I guess it would be easy for some people to think that I’m an uptight Christian because of my diligence and my never-ending talk about Faith (even on a good “day off”), but there’s nothing uptight about me at all. I’m consumed with Love for the Living God, and when you’re consumed with love; it’s not easy to think about or to talk about anything else. He makes me smile. He makes my heart overflow with Love and Compassion. He’s Strong when I’m weak, and I know that He will never leave me or forsake me. I love Him so much that sometimes I want to sing and dance! He takes care of ALL my needs, and I know that I don’t have to worry about anything at all. He makes me feel safe and protected and loved. He is the purest definition of Peace, and Peace is what you see when you look at me and my life. I’m focused on pleasing Him because I LOVE Him and not because I live in fear of Him or because I’m uptight about what I’m supposed to be doing…even on a good “day off”. When it comes to a love that is SO beautiful that it consumes me; does it make sense at all that I’d want to take a “day off”? I’m not uptight…I’m Happy and I’m at Peace and I’m filled with Joy and IT SHOWS…365 days a year…even on those good “days off”. That’s what it looks like to have a Relationship with the King!

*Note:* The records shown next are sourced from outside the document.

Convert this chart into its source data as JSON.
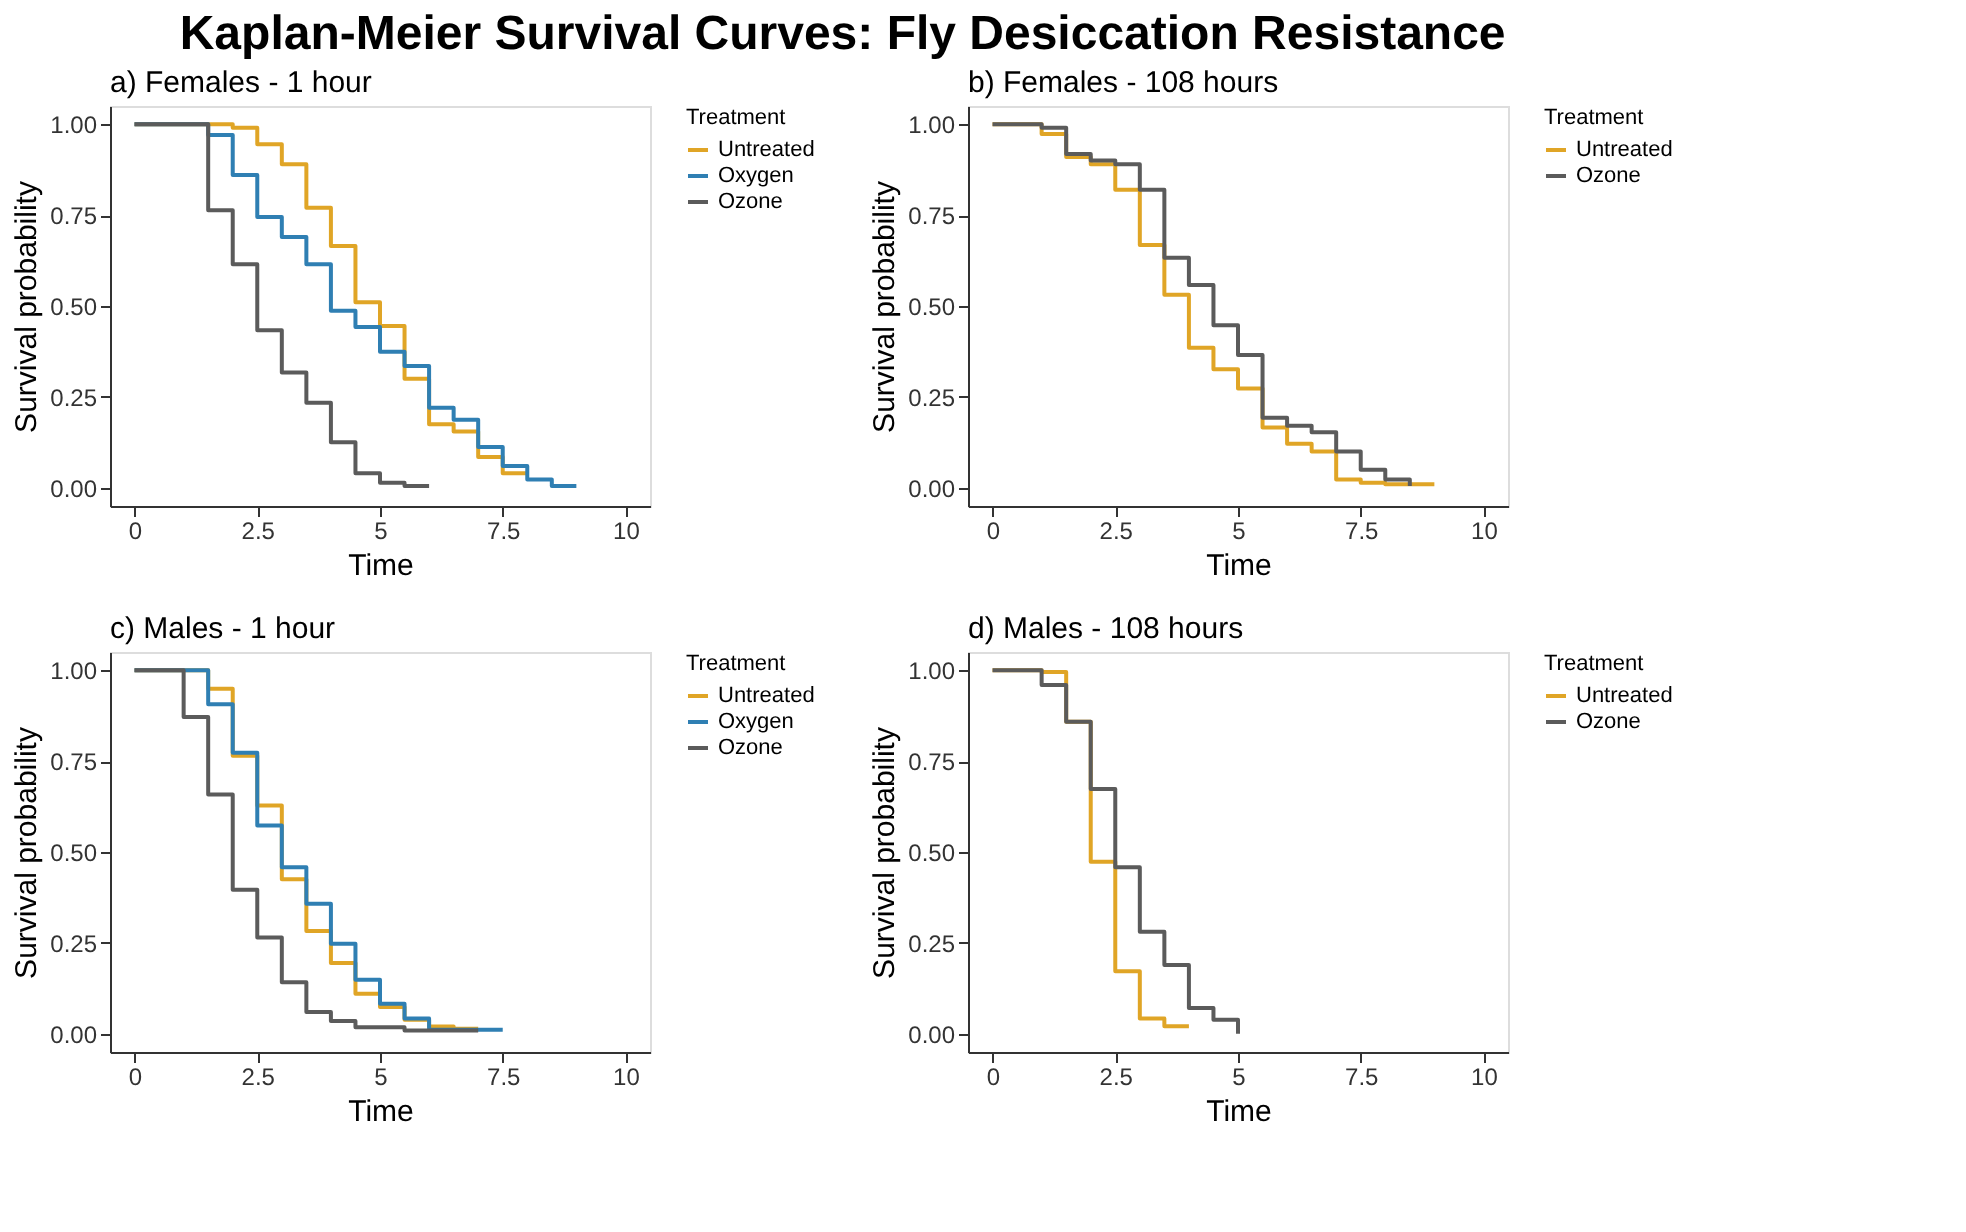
{
  "chart_data": [
    {
      "type": "step",
      "title": "Kaplan-Meier Survival Curves: Fly Desiccation Resistance",
      "subtitle": "a)  Females - 1 hour",
      "xlabel": "Time",
      "ylabel": "Survival probability",
      "legend_title": "Treatment",
      "legend": "right",
      "grid": false,
      "xlim": [
        -0.5,
        10.5
      ],
      "xticks": [
        0,
        2.5,
        5,
        7.5,
        10
      ],
      "ylim": [
        -0.05,
        1.05
      ],
      "yticks": [
        {
          "value": 0,
          "label": "0.00"
        },
        {
          "value": 0.25,
          "label": "0.25"
        },
        {
          "value": 0.5,
          "label": "0.50"
        },
        {
          "value": 0.75,
          "label": "0.75"
        },
        {
          "value": 1,
          "label": "1.00"
        }
      ],
      "series": [
        {
          "name": "Untreated",
          "color": "#e0a526",
          "x": [
            0,
            2,
            2.5,
            3,
            3.5,
            4,
            4.5,
            5,
            5.5,
            6,
            6.5,
            7,
            7.5,
            8
          ],
          "values": [
            1,
            0.99,
            0.945,
            0.89,
            0.77,
            0.665,
            0.51,
            0.445,
            0.3,
            0.175,
            0.155,
            0.085,
            0.04,
            0.04
          ]
        },
        {
          "name": "Oxygen",
          "color": "#2f7fb3",
          "x": [
            0,
            1.5,
            2,
            2.5,
            3,
            3.5,
            4,
            4.5,
            5,
            5.5,
            6,
            6.5,
            7,
            7.5,
            8,
            8.5,
            9
          ],
          "values": [
            1,
            0.97,
            0.86,
            0.745,
            0.69,
            0.615,
            0.487,
            0.442,
            0.374,
            0.335,
            0.22,
            0.187,
            0.112,
            0.06,
            0.023,
            0.005,
            0.005
          ]
        },
        {
          "name": "Ozone",
          "color": "#5b5b5b",
          "x": [
            0,
            1.5,
            2,
            2.5,
            3,
            3.5,
            4,
            4.5,
            5,
            5.5,
            6
          ],
          "values": [
            1,
            0.763,
            0.615,
            0.433,
            0.317,
            0.234,
            0.125,
            0.04,
            0.014,
            0.005,
            0.005
          ]
        }
      ]
    },
    {
      "type": "step",
      "subtitle": "b)  Females - 108 hours",
      "xlabel": "Time",
      "ylabel": "Survival probability",
      "legend_title": "Treatment",
      "legend": "right",
      "grid": false,
      "xlim": [
        -0.5,
        10.5
      ],
      "xticks": [
        0,
        2.5,
        5,
        7.5,
        10
      ],
      "ylim": [
        -0.05,
        1.05
      ],
      "yticks": [
        {
          "value": 0,
          "label": "0.00"
        },
        {
          "value": 0.25,
          "label": "0.25"
        },
        {
          "value": 0.5,
          "label": "0.50"
        },
        {
          "value": 0.75,
          "label": "0.75"
        },
        {
          "value": 1,
          "label": "1.00"
        }
      ],
      "series": [
        {
          "name": "Untreated",
          "color": "#e0a526",
          "x": [
            0,
            1,
            1.5,
            2,
            2.5,
            3,
            3.5,
            4,
            4.5,
            5,
            5.5,
            6,
            6.5,
            7,
            7.5,
            8,
            9
          ],
          "values": [
            1,
            0.973,
            0.91,
            0.89,
            0.82,
            0.668,
            0.531,
            0.385,
            0.326,
            0.273,
            0.166,
            0.121,
            0.1,
            0.023,
            0.014,
            0.01,
            0.01
          ]
        },
        {
          "name": "Ozone",
          "color": "#5b5b5b",
          "x": [
            0,
            1,
            1.5,
            2,
            2.5,
            3,
            3.5,
            4,
            4.5,
            5,
            5.5,
            6,
            6.5,
            7,
            7.5,
            8,
            8.5
          ],
          "values": [
            1,
            0.99,
            0.918,
            0.9,
            0.89,
            0.82,
            0.633,
            0.558,
            0.447,
            0.365,
            0.193,
            0.171,
            0.153,
            0.1,
            0.05,
            0.023,
            0.005
          ]
        }
      ]
    },
    {
      "type": "step",
      "subtitle": "c)  Males - 1 hour",
      "xlabel": "Time",
      "ylabel": "Survival probability",
      "legend_title": "Treatment",
      "legend": "right",
      "grid": false,
      "xlim": [
        -0.5,
        10.5
      ],
      "xticks": [
        0,
        2.5,
        5,
        7.5,
        10
      ],
      "ylim": [
        -0.05,
        1.05
      ],
      "yticks": [
        {
          "value": 0,
          "label": "0.00"
        },
        {
          "value": 0.25,
          "label": "0.25"
        },
        {
          "value": 0.5,
          "label": "0.50"
        },
        {
          "value": 0.75,
          "label": "0.75"
        },
        {
          "value": 1,
          "label": "1.00"
        }
      ],
      "series": [
        {
          "name": "Untreated",
          "color": "#e0a526",
          "x": [
            0,
            1.5,
            2,
            2.5,
            3,
            3.5,
            4,
            4.5,
            5,
            5.5,
            6,
            6.5,
            7
          ],
          "values": [
            1,
            0.949,
            0.765,
            0.628,
            0.425,
            0.283,
            0.195,
            0.11,
            0.074,
            0.039,
            0.02,
            0.014,
            0.014
          ]
        },
        {
          "name": "Oxygen",
          "color": "#2f7fb3",
          "x": [
            0,
            1.5,
            2,
            2.5,
            3,
            3.5,
            4,
            4.5,
            5,
            5.5,
            6,
            7.5
          ],
          "values": [
            1,
            0.906,
            0.773,
            0.573,
            0.458,
            0.358,
            0.248,
            0.149,
            0.083,
            0.042,
            0.011,
            0.011
          ]
        },
        {
          "name": "Ozone",
          "color": "#5b5b5b",
          "x": [
            0,
            1,
            1.5,
            2,
            2.5,
            3,
            3.5,
            4,
            4.5,
            5.5,
            7
          ],
          "values": [
            1,
            0.871,
            0.658,
            0.396,
            0.265,
            0.142,
            0.06,
            0.035,
            0.018,
            0.009,
            0.009
          ]
        }
      ]
    },
    {
      "type": "step",
      "subtitle": "d)  Males - 108 hours",
      "xlabel": "Time",
      "ylabel": "Survival probability",
      "legend_title": "Treatment",
      "legend": "right",
      "grid": false,
      "xlim": [
        -0.5,
        10.5
      ],
      "xticks": [
        0,
        2.5,
        5,
        7.5,
        10
      ],
      "ylim": [
        -0.05,
        1.05
      ],
      "yticks": [
        {
          "value": 0,
          "label": "0.00"
        },
        {
          "value": 0.25,
          "label": "0.25"
        },
        {
          "value": 0.5,
          "label": "0.50"
        },
        {
          "value": 0.75,
          "label": "0.75"
        },
        {
          "value": 1,
          "label": "1.00"
        }
      ],
      "series": [
        {
          "name": "Untreated",
          "color": "#e0a526",
          "x": [
            0,
            1,
            1.5,
            2,
            2.5,
            3,
            3.5,
            4
          ],
          "values": [
            1,
            0.995,
            0.858,
            0.473,
            0.172,
            0.042,
            0.021,
            0.021
          ]
        },
        {
          "name": "Ozone",
          "color": "#5b5b5b",
          "x": [
            0,
            1,
            1.5,
            2,
            2.5,
            3,
            3.5,
            4,
            4.5,
            5,
            5
          ],
          "values": [
            1,
            0.959,
            0.858,
            0.673,
            0.458,
            0.281,
            0.189,
            0.071,
            0.039,
            0.039,
            0
          ]
        }
      ]
    }
  ]
}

No doubt that I’m excited about flipping my calendar to a new year, and I did my own celebrating to welcome it in. But every single day is a New Beginning for me…every day is a Fresh Start…every day has Endless possibilities…every day is filled with Hope and Plans and Purpose…every day has Unlimited Potential…every day has Success just waiting for me…every day I have unlimited Strength…the sky is the limit when it comes to the Blessings that I have today and that I’ll have Tomorrow, and every single day is filled with Love, Joy, Peace and Contentment. I’ve got a lot of celebrating to do 365 days a year while I celebrate the NEW in every corner of my Life!
Uptight? Nah…just Consumed with Love having no desire for a good “day off” from that!. How about you?